But he was still able to embed a poison pill in the Congressional oversight authorization bill: instead of the two-thirds assent for treaties called for in the Constitution, a two-thirds rejection of the agreement would be required. But even that, apparently, was too much. Before the agreement was finally concluded last week, the administration had begun circulating an enabling resolution at the UN Security Council for a vote on Monday. Obviously this was an attempt to present Congress with a fait accompli.
Interestingly, acceptance of the agreement is dependent on the approval of the Majlis, Iran’s rubberstamp parliament. Congress did not even merit a mention in this wretched document.
Congress has repeatedly been stiffed during the entire negotiations process. Obama initially fought it tooth-and-nail over imposition of severe sanctions. Once those sanctions had forced Iran to the table, he took credit for their success. When Congress tried to strengthen his negotiating stance with further sanctions, and later with provisional sanctions to take hold only if negotiations failed, he threatened vetoes, claiming it would break up the talks. He repeatedly personalized the process, demanding unwavering support from Democrat legislators. The price paid by Senator Bob Menendez, his biggest critic among them, clearly got their attention.
So instead of dismantling Iran’s nuclear weapons program, as Obama repeatedly promised to do, he and Kerry, in their narcissistic pursuit for any deal at any price, have now enabled it. It’s now up to Congress, as representatives of the American people, to reject this declaration of abject American surrender. There’s little they owe Obama. He has shown them only slights and disdain.

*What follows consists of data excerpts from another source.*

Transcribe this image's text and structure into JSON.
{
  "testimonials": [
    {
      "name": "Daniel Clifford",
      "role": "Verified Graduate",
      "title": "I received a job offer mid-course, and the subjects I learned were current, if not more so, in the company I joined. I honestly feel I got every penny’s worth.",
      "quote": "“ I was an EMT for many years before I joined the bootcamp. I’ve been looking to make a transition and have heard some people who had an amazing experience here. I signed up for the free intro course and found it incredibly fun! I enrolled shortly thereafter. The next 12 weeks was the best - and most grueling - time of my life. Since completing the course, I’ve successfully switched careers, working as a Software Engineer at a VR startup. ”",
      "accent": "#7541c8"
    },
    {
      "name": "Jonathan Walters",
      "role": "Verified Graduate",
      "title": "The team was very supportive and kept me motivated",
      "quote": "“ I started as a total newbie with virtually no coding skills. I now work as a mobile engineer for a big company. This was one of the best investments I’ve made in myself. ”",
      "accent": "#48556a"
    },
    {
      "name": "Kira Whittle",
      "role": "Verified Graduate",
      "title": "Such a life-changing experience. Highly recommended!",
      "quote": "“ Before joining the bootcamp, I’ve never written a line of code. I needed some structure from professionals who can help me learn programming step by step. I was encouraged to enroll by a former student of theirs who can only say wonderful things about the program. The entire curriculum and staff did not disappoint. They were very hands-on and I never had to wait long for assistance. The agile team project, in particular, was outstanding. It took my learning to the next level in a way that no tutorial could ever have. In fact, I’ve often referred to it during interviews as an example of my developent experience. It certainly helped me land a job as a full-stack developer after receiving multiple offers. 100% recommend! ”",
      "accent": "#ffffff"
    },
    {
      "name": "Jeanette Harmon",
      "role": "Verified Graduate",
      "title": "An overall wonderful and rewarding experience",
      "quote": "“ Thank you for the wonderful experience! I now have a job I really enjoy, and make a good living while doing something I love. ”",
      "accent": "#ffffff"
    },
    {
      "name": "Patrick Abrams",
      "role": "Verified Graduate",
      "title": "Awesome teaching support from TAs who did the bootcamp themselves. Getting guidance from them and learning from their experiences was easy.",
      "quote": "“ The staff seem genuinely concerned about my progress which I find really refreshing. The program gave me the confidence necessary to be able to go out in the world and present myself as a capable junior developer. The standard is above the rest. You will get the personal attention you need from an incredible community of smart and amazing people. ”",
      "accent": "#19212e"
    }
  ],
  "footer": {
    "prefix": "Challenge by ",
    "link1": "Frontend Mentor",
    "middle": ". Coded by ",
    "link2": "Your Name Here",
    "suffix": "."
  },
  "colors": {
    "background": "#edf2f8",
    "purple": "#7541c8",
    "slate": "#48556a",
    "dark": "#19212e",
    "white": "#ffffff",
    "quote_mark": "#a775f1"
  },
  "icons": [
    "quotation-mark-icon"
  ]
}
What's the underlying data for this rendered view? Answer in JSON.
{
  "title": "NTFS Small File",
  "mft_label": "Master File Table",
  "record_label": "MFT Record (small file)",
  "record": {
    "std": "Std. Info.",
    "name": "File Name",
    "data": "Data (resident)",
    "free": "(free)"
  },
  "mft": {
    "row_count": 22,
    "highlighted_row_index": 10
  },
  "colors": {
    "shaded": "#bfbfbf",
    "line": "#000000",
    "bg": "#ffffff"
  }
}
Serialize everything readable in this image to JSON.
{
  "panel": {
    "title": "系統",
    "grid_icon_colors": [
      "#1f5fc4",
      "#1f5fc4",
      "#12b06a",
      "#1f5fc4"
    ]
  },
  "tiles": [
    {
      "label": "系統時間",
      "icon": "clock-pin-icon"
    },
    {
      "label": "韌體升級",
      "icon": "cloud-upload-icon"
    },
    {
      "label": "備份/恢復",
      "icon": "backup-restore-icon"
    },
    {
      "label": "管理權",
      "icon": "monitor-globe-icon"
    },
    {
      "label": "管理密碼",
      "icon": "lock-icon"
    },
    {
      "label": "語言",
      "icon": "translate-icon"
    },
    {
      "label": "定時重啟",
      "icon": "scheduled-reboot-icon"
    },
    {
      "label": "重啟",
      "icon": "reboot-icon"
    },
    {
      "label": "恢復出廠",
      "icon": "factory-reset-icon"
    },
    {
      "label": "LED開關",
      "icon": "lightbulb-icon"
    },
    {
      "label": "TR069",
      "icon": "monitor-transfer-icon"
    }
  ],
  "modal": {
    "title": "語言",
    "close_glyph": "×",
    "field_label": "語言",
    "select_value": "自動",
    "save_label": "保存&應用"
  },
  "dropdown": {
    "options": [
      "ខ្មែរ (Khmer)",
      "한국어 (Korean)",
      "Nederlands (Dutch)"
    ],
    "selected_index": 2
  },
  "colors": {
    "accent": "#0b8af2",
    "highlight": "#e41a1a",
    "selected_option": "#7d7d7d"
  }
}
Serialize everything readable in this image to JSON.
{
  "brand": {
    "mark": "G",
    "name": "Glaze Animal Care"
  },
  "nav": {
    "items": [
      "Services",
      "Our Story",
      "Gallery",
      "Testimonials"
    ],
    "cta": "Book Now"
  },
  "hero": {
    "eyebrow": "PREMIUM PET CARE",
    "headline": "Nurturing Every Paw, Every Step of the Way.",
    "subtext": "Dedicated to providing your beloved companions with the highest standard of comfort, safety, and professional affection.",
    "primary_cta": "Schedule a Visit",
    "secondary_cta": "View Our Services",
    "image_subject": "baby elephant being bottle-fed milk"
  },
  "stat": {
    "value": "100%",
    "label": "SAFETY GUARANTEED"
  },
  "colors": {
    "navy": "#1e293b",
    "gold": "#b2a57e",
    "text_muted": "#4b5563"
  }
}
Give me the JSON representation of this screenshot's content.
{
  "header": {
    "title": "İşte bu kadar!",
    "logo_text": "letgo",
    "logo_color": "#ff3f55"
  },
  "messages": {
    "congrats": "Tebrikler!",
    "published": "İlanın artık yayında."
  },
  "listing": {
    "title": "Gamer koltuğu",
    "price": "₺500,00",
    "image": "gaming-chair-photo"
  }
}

Democrats ought to consider, too, the perils now placed before their party, which totally owns this agreement. When it blows up, as it surely will, they will pay a particularly painful political price. They thus have much to gain but little to lose by standing up forcefully against this catastrophically dangerous agreement.
Richard D. Wilkins
Syracuse, NY
What Capitulation Looks Like
There is a difference between engaging and capitulating. President Obama’s deal with Iran opts for the latter.
In 2008 Obama warned Tehran: “We will present a clear choice. If you abandon your dangerous nuclear program, support for terror, and threats to Israel, there will be meaningful incentives — including the lifting of sanctions…. If you refuse, we will ratchet up the pressure.”
In 2012, Obama called on Iran “to give up its nuclear program…to re-enter the community of nations.” These were principled, responsible demands.
But in 2013 Obama abandoned those demands – and the leverage of six UN resolutions supporting them – by conceding Iran’s right to a uranium-enrichment program in the interim agreement he secretly negotiated with Tehran.
Now, just a few months after Iranian Supreme Leader Ayatollah Ali Khamenei declared “death to America” to a large crowd in Tehran, and mere days after millions of Iranians chanted “Death to America! Death to Israel!” in rallies across the country, Obama and Secretary of State John Kerry have negotiated a deal that will grant Iran more than $100 billion in up-front sanctions relief.
This will fund Iran’s terrorist proxies including Hizbullah, Hamas, and Islamic Jihad, bolster the Assad regime in Syria (a regime that has slaughtered more than 200,000 people), and further entrench the mullahs in power in Tehran. It will also end UN restrictions on Iran’s conventional-weapons and ballistic-missile programs.
In return, Iran conceded only temporary limits on its nuclear program. The deal won’t destroy a single centrifuge or close any of Iran’s nuclear facilities. Iran will retain its impenetrable Fordow underground facility and continue enriching uranium and developing advanced centrifuges and ballistic missiles.